The wwwroot_build/deploy/ folder contains any additional files you want available for production which are also copied into the staging folder and what is used to copy the production appsettings.txt to override default <appSettings/>.

The result is a complete stand-alone ASP.NET Web Application that's ready for production deployment which we can deploy by populating wwwroot_build/publish/config.json with MS WebDeploy settings:

{
    "iisApp": "ReactChat",
    "serverAddress": "react-chat.servicestack.net",
    "userName": "{WebDeployUserName}",
    "password" : "{WebDeployPassword}"
}

Then running the 03-deploy-app Gulp task which creates a webdeploy.zip package of the staging wwwroot/ folder and deploys it using MS WebDeploy to the remote serverAddress specified in the config.json.

When 03-deploy-app completes you can open the remote address in your browser to see the latest changes!

Live Demo: http://react-chat.servicestack.net

The Gulp deploy task shows a quick way of updating your development server quickly after making changes to your application. For more information on use web-deploy using either Gulp or just Visual Studio publish, see WebDeploy with AWS.

.gitignore

Similar to how we ignore NuGet packages/ folder in .gitignore to avoid checking them into our Git repository, we'll want to do the same for npm, jspm and typing folders as well.

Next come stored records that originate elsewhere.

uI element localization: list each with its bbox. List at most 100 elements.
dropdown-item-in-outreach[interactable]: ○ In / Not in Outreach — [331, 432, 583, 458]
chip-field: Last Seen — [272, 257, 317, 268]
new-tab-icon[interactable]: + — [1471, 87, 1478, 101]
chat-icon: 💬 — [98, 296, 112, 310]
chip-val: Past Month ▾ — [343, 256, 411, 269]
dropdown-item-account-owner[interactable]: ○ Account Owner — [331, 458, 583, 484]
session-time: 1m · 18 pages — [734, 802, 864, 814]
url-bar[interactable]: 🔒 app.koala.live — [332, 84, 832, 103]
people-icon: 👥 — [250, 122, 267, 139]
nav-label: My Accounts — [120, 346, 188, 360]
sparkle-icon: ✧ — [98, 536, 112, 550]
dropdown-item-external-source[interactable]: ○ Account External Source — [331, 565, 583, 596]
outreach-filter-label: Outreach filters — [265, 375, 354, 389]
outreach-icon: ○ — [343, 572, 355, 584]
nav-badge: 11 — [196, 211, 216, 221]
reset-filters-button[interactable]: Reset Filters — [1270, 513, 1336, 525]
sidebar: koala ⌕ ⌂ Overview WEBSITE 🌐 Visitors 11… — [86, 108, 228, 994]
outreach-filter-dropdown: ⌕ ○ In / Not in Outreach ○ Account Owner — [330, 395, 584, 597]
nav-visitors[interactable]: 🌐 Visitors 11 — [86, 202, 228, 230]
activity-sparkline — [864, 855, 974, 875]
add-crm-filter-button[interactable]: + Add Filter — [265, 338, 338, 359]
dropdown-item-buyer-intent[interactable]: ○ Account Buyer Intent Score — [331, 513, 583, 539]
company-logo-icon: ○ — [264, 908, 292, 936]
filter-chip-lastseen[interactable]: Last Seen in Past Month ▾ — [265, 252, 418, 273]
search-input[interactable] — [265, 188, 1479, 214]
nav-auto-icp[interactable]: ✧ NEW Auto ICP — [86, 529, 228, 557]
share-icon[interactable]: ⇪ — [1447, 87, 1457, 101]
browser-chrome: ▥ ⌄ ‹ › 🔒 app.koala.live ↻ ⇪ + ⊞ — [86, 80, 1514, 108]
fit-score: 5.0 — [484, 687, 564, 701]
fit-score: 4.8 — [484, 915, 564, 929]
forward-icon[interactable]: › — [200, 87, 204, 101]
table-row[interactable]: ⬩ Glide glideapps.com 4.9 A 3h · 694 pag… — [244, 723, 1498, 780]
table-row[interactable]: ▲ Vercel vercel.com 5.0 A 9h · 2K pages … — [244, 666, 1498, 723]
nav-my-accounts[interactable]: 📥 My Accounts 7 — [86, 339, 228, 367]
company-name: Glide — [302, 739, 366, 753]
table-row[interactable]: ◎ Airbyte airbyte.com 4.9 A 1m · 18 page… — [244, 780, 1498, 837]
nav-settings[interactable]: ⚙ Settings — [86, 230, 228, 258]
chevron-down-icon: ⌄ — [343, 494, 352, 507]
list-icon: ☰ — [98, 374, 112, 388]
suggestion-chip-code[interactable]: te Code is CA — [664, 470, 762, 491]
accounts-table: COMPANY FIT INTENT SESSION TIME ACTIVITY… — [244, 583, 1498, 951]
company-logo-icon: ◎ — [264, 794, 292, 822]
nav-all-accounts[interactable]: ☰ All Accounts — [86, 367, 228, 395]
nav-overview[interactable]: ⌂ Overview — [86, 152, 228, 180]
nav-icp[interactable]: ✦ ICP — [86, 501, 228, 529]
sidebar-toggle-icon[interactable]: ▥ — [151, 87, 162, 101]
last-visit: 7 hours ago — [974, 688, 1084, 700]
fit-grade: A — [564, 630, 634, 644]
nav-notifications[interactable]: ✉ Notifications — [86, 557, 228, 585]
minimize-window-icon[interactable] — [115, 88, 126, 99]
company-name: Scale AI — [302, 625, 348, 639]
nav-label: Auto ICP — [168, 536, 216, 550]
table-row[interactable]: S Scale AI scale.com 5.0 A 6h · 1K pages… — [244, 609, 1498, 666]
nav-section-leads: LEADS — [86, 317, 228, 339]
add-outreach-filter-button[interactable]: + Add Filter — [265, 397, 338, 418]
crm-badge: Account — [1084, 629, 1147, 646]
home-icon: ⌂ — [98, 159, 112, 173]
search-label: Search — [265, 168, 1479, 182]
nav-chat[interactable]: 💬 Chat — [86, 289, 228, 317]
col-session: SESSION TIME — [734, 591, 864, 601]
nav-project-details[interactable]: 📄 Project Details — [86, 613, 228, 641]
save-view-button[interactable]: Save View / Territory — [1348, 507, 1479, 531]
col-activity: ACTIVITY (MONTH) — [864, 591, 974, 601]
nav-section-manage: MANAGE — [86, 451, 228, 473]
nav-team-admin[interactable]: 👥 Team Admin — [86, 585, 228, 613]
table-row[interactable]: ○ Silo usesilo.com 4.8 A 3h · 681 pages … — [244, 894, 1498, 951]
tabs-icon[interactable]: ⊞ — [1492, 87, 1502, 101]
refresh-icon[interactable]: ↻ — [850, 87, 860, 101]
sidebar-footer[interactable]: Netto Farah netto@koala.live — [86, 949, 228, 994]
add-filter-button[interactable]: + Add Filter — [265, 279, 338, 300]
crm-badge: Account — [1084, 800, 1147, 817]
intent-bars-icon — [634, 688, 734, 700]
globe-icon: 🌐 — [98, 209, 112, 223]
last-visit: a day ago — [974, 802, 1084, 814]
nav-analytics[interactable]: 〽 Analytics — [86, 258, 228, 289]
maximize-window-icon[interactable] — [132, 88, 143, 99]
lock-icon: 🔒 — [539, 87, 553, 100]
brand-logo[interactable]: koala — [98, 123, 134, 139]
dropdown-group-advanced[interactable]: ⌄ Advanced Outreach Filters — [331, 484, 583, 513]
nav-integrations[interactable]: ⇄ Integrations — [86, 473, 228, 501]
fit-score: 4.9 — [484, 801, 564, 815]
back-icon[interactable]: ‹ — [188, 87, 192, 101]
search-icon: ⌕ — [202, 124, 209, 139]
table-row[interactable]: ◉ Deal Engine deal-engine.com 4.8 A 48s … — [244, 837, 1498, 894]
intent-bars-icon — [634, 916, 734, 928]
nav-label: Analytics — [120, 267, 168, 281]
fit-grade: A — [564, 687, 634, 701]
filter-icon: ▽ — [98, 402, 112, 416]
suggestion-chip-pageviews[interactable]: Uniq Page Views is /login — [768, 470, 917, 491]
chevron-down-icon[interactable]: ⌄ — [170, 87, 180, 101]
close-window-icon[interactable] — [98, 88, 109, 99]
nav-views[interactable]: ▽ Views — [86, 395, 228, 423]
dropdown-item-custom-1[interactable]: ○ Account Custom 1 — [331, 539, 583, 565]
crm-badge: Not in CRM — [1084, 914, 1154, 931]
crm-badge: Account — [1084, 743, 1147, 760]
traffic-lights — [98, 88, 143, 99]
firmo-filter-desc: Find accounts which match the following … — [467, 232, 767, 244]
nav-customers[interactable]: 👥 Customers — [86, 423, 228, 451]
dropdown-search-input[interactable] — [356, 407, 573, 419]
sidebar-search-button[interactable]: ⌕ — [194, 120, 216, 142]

We also don't need to check in the staging wwwroot/ folder or the webdeploy.zip MS WebDeploy package that our Gulp script generates for us, which we can all ignore by adding them to Git repositories .gitignore:

node_modules/
jspm_packages/
typings/
wwwroot/
webdeploy.zip

If you're using Github's default VisualStudio ignore template the publish/ folder will be ignored by default. If you're not you'll also want to include publish/ so the sensitive publish/config.json does not get committed to a public repo.